La prévenue, arrivée menottée dans le box, réfute l’infraction de vol. Un cas fortuit? « Ce personnage n’avait pas suffisamment de liquide pour me payer. Juste 50 euros: cinq fois moins ! Alors je l’ai menacé d’appeler la police s’il ne réglait pas la somme convenue. Évidemment, pour éviter les ennuis et surtout si son amie apprenait son infidélité, il m’a donné sa montre et des bijoux pour que je quitte les lieux. »

Le magistrat s’insurge contre son interprétation tendancieuse des faits. « Vous variez sans cesse dans vos déclarations. Vous avez surtout profité de l’état d’ébriété pour dérober un collier à 80.000 euros, une montre du même montant, des bijoux, de l’argent… Même pour vous dédommager, la seule valeur financière du plus petit bijou emporté aurait suffi car elle se situait bien au-delà du prix de la fellation! »

Le client n’était pas bourré au point d’être inconscient, conteste l’inculpée. Il m’a même donné le code pour sortir de l’immeuble…

Seules la bague et la broche ont été retrouvées. Où sont les autres objets ?

J’ai jeté le collier car je n’en ai jamais porté de ma vie et j’ignorais sa valeur comme celle de la montre qui m’a été volée…

Pourtant, dans les dix minutes qui ont suivi votre départ de l’appartement du couple, vous avez envoyé un message à votre cousin au Bénin pour annoncer la composition du butin… Et l’argent?

J’aide ma mère qui vit en Afrique… »

Réquisitions: « envoyer un message fort »

Côté parties civiles, la compagne réclame 400.000 euros tous préjudices confondus. Son ami est plus réservé. Bien éméché le soir des faits, il allègue une amnésie temporaire.

À l’issue du débat, si l’investigation minutieuse du président apporte une preuve de culpabilité, le premier substitut Julien Pronier démontre la fausseté des arguments fournis par l’escort-girl. Il tire la sonnette d’alarme et propose l’antidote à la prolifération de l’irrespect des règles observées par la prévenue.

« Elle demeure indifférente à un préjudice de 160.000 euros pour 31 minutes. Entre autres éléments intéressants, cette sorte de contrat proposé où Madame mentionne dans ses textos tout ce qu’elle a dérobé parce que son client ne pouvait pas payer. Était-ce une manière d’en prévoir la revente? Il faut envoyer un message fort à cette professionnelle afin de protéger la Principauté : douze mois ferme avec mandat d’arrêt maintenu et cinq ans d’interdiction de paraître sur le sol monégasque. »
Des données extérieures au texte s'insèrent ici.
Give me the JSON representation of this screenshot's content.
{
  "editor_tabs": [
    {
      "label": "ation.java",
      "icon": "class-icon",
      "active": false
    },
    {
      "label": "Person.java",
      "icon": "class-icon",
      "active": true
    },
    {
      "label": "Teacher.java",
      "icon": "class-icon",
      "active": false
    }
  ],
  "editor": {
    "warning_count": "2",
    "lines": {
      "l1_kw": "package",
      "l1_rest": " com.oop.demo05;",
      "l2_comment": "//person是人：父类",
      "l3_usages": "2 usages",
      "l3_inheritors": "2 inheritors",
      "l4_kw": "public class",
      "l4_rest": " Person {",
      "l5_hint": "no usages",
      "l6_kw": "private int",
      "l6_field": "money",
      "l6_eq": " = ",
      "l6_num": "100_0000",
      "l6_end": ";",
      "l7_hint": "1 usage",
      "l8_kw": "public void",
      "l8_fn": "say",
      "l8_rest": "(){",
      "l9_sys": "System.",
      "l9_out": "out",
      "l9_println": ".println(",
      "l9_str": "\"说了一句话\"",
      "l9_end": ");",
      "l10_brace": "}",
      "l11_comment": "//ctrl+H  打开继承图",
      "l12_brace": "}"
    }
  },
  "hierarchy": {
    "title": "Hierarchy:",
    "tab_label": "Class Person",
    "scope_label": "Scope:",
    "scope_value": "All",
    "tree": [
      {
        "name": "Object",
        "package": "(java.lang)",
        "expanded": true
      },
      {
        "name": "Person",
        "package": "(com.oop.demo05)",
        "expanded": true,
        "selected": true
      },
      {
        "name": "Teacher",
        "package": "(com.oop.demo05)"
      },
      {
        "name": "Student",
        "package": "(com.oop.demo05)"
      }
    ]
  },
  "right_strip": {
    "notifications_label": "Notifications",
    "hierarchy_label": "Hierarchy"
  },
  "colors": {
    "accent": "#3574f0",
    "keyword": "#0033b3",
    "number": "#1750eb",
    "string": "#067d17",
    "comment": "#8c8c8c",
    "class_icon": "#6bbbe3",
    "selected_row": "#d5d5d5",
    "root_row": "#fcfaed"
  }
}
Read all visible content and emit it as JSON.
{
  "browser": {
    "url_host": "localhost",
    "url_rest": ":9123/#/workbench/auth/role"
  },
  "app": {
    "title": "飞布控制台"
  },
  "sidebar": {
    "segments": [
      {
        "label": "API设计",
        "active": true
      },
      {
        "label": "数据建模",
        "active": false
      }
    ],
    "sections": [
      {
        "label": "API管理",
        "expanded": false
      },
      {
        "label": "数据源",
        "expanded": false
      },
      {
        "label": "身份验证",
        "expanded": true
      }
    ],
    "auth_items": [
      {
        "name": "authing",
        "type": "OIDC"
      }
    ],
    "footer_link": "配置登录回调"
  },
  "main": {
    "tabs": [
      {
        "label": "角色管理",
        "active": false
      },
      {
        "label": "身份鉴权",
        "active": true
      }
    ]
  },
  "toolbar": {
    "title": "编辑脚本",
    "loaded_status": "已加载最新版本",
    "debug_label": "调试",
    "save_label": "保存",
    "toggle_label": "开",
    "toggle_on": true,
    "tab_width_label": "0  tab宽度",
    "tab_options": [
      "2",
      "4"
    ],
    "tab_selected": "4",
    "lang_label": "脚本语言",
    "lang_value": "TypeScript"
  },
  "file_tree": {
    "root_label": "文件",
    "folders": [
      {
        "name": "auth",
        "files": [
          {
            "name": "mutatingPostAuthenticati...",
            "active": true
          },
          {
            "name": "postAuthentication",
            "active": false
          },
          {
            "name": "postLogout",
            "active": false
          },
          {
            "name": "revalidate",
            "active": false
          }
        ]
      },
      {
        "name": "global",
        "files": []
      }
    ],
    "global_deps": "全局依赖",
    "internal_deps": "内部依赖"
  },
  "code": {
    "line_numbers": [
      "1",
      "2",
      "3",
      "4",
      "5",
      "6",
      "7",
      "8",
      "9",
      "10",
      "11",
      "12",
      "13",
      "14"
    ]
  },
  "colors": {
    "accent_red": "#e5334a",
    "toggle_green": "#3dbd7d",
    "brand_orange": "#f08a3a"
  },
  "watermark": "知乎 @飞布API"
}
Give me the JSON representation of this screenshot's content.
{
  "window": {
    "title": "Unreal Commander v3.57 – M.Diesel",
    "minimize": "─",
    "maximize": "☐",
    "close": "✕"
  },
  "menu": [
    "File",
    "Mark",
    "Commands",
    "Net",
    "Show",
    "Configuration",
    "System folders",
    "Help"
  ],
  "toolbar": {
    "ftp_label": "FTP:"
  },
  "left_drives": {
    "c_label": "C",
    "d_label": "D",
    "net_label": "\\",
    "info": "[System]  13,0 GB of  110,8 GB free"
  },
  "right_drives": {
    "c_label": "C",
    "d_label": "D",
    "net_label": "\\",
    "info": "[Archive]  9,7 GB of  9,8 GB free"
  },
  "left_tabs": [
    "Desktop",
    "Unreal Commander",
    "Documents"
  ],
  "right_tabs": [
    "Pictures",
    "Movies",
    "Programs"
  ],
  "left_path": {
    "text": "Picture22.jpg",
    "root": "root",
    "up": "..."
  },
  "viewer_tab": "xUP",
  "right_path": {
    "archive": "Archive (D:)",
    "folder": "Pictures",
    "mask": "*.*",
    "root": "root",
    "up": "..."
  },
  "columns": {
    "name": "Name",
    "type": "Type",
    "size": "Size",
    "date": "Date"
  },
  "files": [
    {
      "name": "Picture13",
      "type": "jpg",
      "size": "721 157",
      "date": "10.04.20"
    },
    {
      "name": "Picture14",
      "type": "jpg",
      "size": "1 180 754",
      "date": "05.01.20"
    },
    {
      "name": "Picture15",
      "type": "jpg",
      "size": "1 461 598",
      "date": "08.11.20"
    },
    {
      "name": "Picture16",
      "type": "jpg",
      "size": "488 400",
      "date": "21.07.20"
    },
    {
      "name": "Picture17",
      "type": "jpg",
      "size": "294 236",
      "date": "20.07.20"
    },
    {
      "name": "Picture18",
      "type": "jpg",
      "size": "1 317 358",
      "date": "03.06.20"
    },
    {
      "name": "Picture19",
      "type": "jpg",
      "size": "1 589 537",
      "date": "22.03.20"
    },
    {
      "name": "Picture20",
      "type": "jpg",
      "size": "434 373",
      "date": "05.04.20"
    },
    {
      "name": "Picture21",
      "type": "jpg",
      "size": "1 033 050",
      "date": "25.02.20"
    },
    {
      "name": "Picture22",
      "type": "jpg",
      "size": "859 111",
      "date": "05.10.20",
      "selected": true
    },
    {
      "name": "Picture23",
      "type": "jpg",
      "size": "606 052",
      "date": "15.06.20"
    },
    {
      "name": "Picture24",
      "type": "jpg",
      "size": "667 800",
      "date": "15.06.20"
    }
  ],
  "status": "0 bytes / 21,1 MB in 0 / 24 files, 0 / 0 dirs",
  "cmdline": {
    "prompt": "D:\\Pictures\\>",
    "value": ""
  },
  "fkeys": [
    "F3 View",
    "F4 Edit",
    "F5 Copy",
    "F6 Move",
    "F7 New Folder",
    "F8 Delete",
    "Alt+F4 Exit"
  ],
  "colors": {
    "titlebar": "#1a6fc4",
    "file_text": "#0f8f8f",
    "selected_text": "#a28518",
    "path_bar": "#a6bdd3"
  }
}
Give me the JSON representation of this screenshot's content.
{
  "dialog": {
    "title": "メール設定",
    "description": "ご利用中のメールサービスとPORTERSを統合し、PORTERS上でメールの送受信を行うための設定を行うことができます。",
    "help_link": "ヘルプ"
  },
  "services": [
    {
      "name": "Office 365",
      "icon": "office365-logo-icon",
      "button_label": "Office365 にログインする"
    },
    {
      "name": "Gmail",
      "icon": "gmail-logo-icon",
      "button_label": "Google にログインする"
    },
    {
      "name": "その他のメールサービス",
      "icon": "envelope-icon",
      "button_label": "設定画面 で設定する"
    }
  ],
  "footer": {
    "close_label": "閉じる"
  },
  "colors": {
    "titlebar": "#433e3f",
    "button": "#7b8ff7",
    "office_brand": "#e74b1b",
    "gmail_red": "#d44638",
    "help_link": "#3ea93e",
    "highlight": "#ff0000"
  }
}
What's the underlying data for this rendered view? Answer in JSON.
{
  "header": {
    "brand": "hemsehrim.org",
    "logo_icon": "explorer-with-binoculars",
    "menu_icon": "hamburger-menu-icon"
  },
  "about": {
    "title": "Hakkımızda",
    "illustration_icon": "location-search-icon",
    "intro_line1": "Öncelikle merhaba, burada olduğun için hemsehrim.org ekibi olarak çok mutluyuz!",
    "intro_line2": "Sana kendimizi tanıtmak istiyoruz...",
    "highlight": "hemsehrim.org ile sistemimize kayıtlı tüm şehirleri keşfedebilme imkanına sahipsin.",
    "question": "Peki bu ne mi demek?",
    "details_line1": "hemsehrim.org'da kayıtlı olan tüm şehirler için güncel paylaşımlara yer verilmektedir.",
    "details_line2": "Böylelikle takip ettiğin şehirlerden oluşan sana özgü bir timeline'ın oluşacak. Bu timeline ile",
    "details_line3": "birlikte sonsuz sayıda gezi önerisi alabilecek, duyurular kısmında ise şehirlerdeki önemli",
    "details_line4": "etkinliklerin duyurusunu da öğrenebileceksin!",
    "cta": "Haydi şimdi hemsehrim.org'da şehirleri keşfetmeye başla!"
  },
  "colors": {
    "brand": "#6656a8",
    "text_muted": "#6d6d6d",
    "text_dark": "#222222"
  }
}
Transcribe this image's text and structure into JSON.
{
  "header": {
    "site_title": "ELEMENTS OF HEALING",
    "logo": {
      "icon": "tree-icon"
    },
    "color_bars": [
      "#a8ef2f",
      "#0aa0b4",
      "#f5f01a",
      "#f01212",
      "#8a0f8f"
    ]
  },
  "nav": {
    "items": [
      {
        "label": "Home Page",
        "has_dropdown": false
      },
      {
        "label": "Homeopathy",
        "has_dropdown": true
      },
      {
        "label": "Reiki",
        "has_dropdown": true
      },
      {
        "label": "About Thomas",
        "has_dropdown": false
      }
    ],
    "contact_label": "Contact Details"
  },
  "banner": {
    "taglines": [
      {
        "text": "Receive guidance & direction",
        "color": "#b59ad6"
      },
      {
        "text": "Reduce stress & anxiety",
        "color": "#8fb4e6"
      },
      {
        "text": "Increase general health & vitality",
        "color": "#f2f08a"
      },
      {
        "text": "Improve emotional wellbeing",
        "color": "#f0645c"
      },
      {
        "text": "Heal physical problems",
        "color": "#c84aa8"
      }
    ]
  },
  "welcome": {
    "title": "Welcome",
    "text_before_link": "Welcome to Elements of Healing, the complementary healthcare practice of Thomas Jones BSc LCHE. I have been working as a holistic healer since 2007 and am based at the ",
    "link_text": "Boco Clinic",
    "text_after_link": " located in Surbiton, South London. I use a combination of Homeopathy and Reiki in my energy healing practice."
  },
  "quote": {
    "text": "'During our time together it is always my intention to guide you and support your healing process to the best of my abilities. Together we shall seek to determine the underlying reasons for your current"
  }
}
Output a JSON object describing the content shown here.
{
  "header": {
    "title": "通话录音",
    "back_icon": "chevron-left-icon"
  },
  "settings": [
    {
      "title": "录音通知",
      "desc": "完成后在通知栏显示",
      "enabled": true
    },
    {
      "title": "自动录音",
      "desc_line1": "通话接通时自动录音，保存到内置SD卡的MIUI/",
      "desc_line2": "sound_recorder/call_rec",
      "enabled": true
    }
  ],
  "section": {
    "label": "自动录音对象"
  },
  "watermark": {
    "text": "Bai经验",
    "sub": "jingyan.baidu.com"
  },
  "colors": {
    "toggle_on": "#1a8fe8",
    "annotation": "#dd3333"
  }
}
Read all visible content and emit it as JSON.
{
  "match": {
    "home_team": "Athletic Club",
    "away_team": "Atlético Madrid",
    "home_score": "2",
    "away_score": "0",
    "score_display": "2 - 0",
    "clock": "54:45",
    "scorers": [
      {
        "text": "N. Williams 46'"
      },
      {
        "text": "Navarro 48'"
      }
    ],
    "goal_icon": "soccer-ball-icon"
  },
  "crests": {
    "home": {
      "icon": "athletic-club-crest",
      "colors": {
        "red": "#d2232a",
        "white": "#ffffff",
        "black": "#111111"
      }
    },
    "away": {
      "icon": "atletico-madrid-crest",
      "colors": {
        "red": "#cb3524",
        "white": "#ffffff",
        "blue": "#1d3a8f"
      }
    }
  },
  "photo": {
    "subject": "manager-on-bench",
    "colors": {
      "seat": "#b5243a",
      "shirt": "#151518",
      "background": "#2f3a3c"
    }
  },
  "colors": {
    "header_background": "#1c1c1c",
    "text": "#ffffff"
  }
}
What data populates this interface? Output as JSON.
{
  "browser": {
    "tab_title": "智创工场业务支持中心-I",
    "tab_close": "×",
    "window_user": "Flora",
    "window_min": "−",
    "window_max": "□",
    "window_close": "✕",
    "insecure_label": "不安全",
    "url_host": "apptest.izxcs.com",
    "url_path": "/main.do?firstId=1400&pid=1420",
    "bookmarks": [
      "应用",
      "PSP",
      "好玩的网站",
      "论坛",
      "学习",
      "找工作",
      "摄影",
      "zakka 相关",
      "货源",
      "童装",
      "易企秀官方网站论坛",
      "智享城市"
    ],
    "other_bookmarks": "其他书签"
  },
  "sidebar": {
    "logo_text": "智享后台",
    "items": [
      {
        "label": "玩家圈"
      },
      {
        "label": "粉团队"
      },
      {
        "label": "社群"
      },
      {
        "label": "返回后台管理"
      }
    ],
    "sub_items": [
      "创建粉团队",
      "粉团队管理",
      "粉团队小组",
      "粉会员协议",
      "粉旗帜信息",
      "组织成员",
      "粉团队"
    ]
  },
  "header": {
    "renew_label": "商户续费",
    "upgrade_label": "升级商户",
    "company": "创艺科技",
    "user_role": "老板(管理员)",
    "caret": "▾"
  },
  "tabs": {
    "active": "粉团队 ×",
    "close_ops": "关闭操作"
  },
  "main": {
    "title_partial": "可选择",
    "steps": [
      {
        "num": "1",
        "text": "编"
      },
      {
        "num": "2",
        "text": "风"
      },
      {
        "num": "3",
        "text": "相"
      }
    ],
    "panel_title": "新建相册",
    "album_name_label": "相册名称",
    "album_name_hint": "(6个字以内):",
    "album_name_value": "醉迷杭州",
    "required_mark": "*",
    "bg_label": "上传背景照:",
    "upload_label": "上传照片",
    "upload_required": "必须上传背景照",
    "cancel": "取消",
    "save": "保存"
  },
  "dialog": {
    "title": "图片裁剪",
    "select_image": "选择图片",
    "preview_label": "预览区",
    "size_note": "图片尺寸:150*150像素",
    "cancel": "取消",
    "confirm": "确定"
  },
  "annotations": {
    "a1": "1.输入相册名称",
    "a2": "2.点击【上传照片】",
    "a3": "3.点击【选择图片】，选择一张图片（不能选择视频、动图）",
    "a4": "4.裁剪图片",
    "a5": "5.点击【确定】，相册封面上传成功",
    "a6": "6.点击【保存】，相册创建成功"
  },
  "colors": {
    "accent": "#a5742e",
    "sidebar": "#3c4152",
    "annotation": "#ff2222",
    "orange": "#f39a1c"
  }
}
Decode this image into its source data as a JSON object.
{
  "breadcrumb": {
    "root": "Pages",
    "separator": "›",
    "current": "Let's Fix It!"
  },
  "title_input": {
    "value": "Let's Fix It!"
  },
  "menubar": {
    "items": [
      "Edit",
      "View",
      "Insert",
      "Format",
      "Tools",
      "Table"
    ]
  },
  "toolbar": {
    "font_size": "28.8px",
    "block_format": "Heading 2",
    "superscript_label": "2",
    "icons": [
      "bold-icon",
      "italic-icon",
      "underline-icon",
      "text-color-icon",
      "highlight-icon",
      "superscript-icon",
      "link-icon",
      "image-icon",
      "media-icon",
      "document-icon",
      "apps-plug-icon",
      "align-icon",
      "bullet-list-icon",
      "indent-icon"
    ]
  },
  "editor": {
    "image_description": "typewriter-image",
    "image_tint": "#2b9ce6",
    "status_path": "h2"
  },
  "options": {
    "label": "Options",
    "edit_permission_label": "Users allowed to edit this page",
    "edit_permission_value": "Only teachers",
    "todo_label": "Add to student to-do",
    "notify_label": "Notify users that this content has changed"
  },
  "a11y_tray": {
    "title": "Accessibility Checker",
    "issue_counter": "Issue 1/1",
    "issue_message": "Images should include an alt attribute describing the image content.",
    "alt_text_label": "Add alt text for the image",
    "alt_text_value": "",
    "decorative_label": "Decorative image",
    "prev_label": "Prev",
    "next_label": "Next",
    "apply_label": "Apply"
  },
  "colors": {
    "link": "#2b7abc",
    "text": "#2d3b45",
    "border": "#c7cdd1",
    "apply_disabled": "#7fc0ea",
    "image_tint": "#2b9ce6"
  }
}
La défense dans le « flou »

En défense, Me Robin Svara déplore la sévérité de la peine et plaide le flou du dossier. « Le plaignant, aviné depuis le milieu de l’après-midi, sert différentes versions, argumente l’avocat. Il ne se souvient de rien. Or, ma cliente n’a jamais eu de problèmes depuis 2019 en tant qu’escort. Aurait-elle pu voler tous ces objets en moins de dix minutes? Serait-ce impossible que Monsieur lui ai dit prend tout ça et tire-toi? Vous envoyez une personne pendant douze mois en prison sans certitudes. Je demande la relaxe ou une peine clémente afin que la prévenue puisse aider sa famille. Quant aux préjudices réclamés de 400.000 euros, ramenez-les à de plus justes proportions. »

Le tribunal suivra les réquisitions du ministère public. Forte de la réforme de janvier 2024, la formation collégiale a pu prononcer l’interdiction de paraître sur le sol monégasque. L’indemnisation a été renvoyée à l’audience sur intérêt civil du 21 juin 2024.


Assesseurs: Patrice Fey et Anne-Sophie Houbart.